Today I am so tired but am starting to understand where alot of my bad feelings are coming from to do with the group I have left. I have been on almost red alert since my friend and colleague died to anything in the group that could make the ones left behind hurt or upset. So every tiny thing I was not happy with I reacted badly to and because some of my feelings were ignored and walked on I felt they were letting her and family and friends down very badly. I think I have been almost panicking that one day I would have to say to the family and friends actually we failed and the group has gone and that whatever the reason I would be the one at fault. I know this is totally irrational but we thought so alike and were both in it from the start that I felt for a long while that it was only me that could make it what she would have wanted it to be. However my mum reminds me of a quote I saw around the time I was having a panic and it was something along the lines of a single snowflake does not an avalanche make. This really does apply completely in this situation and I am resolving now to keep away and try and enjoy other areas of my life such as my stitching and blogging instead.
I very nearly allowed this to destroy me as for 5 months straight its been one thing after another that has festered or upset and worried me. If I am honest I think its also got in the way of my grieving process and was also probably part and parcel of that same process. I can not make any excuses for the times I ranted and raved and was rude to my colleagues as grief is not an excuse but for these 5 months I have been so un-me and did on many occasions try and reach out for help but as I didn't know what help I needed it never came. Its almost as if at times I was being stripped of every little part of myself and my personality as I was dragged deeper and deeper into emotional turmoil.
Actually I think the biggest help I could have got was just to talk about it and not keep feeling others were more of a priority than me. Many a time one of my colleagues would not be around to listen when things got tough but they all seemed to find time for other girls when they had more than a feeling of friendship to them. I know this is the mans way and it sums up why men and women can't be friends and that in my view is because men will only go the extra mile for a woman they want something from.

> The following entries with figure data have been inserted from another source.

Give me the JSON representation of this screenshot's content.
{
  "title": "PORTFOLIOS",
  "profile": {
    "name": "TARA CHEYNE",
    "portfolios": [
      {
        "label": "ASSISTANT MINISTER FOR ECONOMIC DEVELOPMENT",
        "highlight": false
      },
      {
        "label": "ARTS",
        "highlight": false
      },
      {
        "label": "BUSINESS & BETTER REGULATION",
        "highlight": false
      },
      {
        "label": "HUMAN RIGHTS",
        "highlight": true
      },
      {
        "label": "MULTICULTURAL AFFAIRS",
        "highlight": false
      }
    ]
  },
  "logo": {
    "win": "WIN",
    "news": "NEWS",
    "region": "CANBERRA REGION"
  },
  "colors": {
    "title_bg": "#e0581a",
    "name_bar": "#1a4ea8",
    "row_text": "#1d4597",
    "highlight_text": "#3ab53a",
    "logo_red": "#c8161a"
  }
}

I am sure all men would deny this but I have observed it in its baldest forms and know that it is at least partially true if not completely true.
However these observations are allowing me to see that it isn't a flaw in my character that has made me unsupported and left out in the cold it is just human nature at its worst. I hope because I am starting to realise some of this that it at least won't make me bitter and angry forever and one day I hope to look back on all this and maybe not laugh but at least not feel any residual hurt.
As for today itself well its not been great as my blood pressure dropped alarmingly at dialysis and it was one of those times where your eyesight temporarily goes and I was quite scared and even shouted out I was dying. I knew underneath I probably wasn't but you almost feel your body slipping away somewhere and its a really horrible sensation.
So I am now taking it easy this afternoon and when I have come too a bit I will go and stitch and just generally use the evening to chill out and may even try and get an early night.